Janvier 2014 /230

Bientôt des biopesticides

Les lipopeptides, voie royale vers des pesticides plus naturels

En 2008, les biopesticides représentaient 2,5 % du marché mondial des produits destinés à la protection des cultures. C’est peu… Mais, en Amérique du Nord et en Europe, leur part de marché augmente de 5 à 8 % chaque année. C’est dire à quel point ces organismes vivants (ou les molécules qui en sont dérivées), naturels et non pas chimiques, sont appelés à jouer un rôle croissant dans la défense des cultures contre les agents pathogènes : insectes, nématodes (minuscules vers), champignons, bactéries néfastes, etc.

La recherche et ses applications dans ce domaine ne datent pas d’hier. Depuis une quinzaine d’années, on trouve même dans le commerce spécialisé certaines souches bactériennes, (particulièrement de la famille des Bacillus), destinées à renforcer l’immunité des plantes ou à lutter directement contre des pathogènes. Le hic, c’est que ces “produits” naturels ont rarement une action constante en raison des aléas climatiques, hygrométriques, pédologiques, etc. De là l’idée d’une trentaine de chercheurs, issus de diverses universités belges et françaises (Liège, Gand, Lille, Reims et Littoral Côte d’Opale) et réunis au sein d’un projet Interreg IV, d’unir leurs efforts pour mieux connaître, non plus le potentiel d’organismes vivants (comme ces souches bactériennes), mais bien celui des molécules produites par ces derniers, plus stables dans l’environnement.

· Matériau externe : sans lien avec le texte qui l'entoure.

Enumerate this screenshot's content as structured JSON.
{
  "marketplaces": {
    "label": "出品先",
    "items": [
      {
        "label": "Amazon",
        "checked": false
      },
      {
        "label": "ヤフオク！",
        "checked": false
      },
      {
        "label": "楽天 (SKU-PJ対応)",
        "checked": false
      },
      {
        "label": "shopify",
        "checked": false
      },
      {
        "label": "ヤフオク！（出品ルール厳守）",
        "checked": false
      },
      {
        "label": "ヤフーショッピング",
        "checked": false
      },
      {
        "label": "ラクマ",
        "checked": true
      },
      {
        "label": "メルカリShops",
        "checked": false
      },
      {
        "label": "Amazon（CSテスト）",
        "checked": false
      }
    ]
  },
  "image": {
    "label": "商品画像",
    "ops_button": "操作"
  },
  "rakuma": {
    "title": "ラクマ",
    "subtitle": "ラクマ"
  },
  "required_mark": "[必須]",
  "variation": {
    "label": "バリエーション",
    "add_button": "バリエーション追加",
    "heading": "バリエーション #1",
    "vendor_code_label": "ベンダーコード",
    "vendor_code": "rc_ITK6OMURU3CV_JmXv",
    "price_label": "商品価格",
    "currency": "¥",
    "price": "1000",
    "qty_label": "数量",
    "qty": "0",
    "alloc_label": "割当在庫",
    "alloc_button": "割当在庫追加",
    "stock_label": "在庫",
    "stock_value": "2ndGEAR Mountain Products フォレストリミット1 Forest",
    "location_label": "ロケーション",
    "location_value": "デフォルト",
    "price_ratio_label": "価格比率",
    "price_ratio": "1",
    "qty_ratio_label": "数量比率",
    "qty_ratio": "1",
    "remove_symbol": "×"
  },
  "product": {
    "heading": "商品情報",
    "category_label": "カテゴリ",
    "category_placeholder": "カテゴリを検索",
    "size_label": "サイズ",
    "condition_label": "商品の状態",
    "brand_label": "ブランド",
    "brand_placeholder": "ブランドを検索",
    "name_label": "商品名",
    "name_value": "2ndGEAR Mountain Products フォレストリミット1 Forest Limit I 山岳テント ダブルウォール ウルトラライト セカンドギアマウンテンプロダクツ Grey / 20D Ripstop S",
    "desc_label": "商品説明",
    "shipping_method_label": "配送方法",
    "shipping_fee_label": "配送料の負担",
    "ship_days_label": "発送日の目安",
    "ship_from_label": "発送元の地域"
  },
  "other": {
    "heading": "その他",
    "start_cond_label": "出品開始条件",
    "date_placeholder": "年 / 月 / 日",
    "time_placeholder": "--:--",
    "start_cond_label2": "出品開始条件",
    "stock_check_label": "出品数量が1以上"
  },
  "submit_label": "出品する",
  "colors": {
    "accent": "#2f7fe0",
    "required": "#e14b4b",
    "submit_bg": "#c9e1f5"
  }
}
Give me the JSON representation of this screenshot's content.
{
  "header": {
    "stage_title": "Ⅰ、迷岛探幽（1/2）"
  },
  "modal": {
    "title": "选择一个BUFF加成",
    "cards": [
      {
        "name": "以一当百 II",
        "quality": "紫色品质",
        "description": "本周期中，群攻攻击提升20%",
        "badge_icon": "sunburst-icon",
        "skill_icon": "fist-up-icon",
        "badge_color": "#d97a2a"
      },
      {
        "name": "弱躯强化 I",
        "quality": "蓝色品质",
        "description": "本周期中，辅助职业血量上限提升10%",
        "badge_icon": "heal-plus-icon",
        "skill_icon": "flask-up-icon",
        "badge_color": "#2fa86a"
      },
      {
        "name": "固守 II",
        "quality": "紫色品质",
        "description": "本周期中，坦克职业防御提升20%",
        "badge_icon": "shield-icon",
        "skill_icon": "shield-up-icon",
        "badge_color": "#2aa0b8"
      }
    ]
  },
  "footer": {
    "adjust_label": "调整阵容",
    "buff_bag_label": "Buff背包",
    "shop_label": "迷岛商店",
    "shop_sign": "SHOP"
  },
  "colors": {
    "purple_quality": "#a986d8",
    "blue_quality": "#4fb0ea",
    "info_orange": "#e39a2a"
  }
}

Leur intérêt s’est concentré tout particulièrement sur trois familles de lipopeptides aisés à mettre en oeuvre dans des solutions émulsifiantes et tensioactives. Les lipopeptides sont des molécules antibiotiques composées d’une séquence cyclique de sept à dix acides aminés et d’une chaîne d’acides gras de 12 à 18 carbones. Avec leurs collègues français et flamands, les chercheurs de Gembloux Agro-Bio Tech (ULg) ont réussi à mieux comprendre les modes d’action biochimiques de ces lipopeptides en les testant directement, au champ et sous serre, sur des variétés de grand intérêt économique local : la laitue et le poireau. Ils ont également isolé de nouvelles molécules naturelles et cela à partir des bactéries du genre Pseudomonas. « Nous devons encore tester celles-ci sur le terrain mais, d’ores et déjà, leur potentiel immunisant ou antagoniste s’annonce très prometteur », commente Marc Ongena, biochimiste à l’ULg et l’une des chevilles ouvrières du projet “Phytobio”.

Enfin, troisième succès de ce partenariat, et non des moindres : la mise au point d’un bioréacteur capable de fabriquer en continu diverses molécules naturelles destinées à entrer dans la composition des biopesticides. C’est la raison d’être de la spin-off Lipofabrik, créée à Lille il y a quelques mois. De semi-industrielle à ce stade, la production est appelée à devenir industrielle assez rapidement même si, dans ce domaine de haute technologie, le poids des molécules produit chaque jour se comptera en… grammes ! A noter que les molécules en question sont susceptibles d’intéresser les firmes phytopharmaceutiques, mais aussi les secteurs alimentaire et cosmétique.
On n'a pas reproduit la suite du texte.